There are no sites with posted ads for apartments, but there is Facebook. Basically, all real estate issues are handled by realtors, and they offer you options. During the season, Montenegrins do not want to rent out property for a long time — they prefer daily rent. When you sign a rental contract, you will have to pay three months of rent at once — one for the first month, plus two deposits.
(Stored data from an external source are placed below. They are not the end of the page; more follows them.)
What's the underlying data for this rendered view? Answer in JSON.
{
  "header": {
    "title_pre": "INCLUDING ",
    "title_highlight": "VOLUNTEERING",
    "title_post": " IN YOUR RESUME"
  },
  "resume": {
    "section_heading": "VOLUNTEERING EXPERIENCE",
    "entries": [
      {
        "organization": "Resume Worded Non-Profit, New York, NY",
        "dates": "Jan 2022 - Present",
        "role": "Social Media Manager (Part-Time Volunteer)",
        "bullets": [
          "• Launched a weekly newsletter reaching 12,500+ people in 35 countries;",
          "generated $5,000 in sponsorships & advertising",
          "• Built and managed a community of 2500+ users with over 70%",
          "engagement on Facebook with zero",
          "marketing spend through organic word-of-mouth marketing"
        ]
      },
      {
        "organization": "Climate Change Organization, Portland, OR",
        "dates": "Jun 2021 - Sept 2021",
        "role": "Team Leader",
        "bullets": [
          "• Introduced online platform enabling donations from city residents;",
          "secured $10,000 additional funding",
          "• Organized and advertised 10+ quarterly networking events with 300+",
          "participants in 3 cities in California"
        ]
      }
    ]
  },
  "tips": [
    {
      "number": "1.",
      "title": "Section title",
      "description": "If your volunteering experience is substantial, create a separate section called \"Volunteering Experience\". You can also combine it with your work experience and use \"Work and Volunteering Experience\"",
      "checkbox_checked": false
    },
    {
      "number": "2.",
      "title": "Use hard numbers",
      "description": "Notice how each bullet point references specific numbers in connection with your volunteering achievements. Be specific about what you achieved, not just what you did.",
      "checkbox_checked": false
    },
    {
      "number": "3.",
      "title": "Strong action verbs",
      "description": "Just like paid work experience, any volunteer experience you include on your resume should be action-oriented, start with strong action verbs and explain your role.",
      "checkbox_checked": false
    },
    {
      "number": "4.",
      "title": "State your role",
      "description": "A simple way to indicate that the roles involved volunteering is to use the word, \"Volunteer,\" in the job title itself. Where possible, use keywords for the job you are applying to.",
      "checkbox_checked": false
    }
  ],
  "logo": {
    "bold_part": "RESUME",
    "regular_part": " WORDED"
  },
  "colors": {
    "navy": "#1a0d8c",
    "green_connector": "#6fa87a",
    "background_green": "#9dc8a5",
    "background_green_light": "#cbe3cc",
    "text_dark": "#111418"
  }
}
Tivat is the most expensive city on the coast. It is small and intimate, slightly above average for its price segment. Renting a two-bedroom apartment here costs from 600 to 1000 euros per month, plus utility bills. Three bedrooms starts from 1000 euros. Communal for April and May, I paid 120 euros for a large apartment, including the Internet. And back in April, convectors were providing heat. One of the challenges when renting an apartment is having cats. Dogs, especially small ones, are treated much better. In Budva, housing will be cheaper, and there are many more options. But Budva turns into Anapa during the summer season, filled daily with people wandering around the city in swimsuits and inflatable tubes. There are other options: the city of Bar, which is closer to the border of Albania, or the capital city of Podgorica, but due to the lack of a sea, in the summer you will feel like you are in a frying pan.
Recently a lot of relocation chats have appeared that allow you to get the necessary information before you move. As a result, when we arrived in Tivat, we already had some acquaintances. There is also a very well-developed neighborhood, which I love so much. Newcomers are surprised by the lifestyle here. You can safely drive a car down the street, meet someone you know on the road, stop, lower the window, talk to him for a couple of minutes, and no one will even honk at you from behind. This is considered normal and it's part of the culture.
Once we settled in, we began to get acquainted with the local community, including people who do not work in IT. A window into life in Montenegro opened for me at a dinner with one of the representatives of this community. We were discussing the problems of IT specialists. At one point in the conversation, one of our group (Head of Legal in one of the companies, a former police chief in Podgorica) got up, made a phone call, then returned to the table, turned on the speakerphone and said: “Ask!” We didn't understand, so he explained: “The Deputy Minister of the IT sector of Montenegro is on the line, ask him your questions.” This is how problems are solved here.
From my perspective, everything is good in Montenegro: the sea, the climate, the attitude towards children, the level of safety and security — at night, many people don’t even close the windows in their cars to avoid it being stuffy later. And, if you get bored, there is an airport in Tivat with regular flights throughout Europe. In a couple of hours, you can be in one of the capitals. In the summer, there is even a ferry from Bar to Italy. In general, I like everything here so far!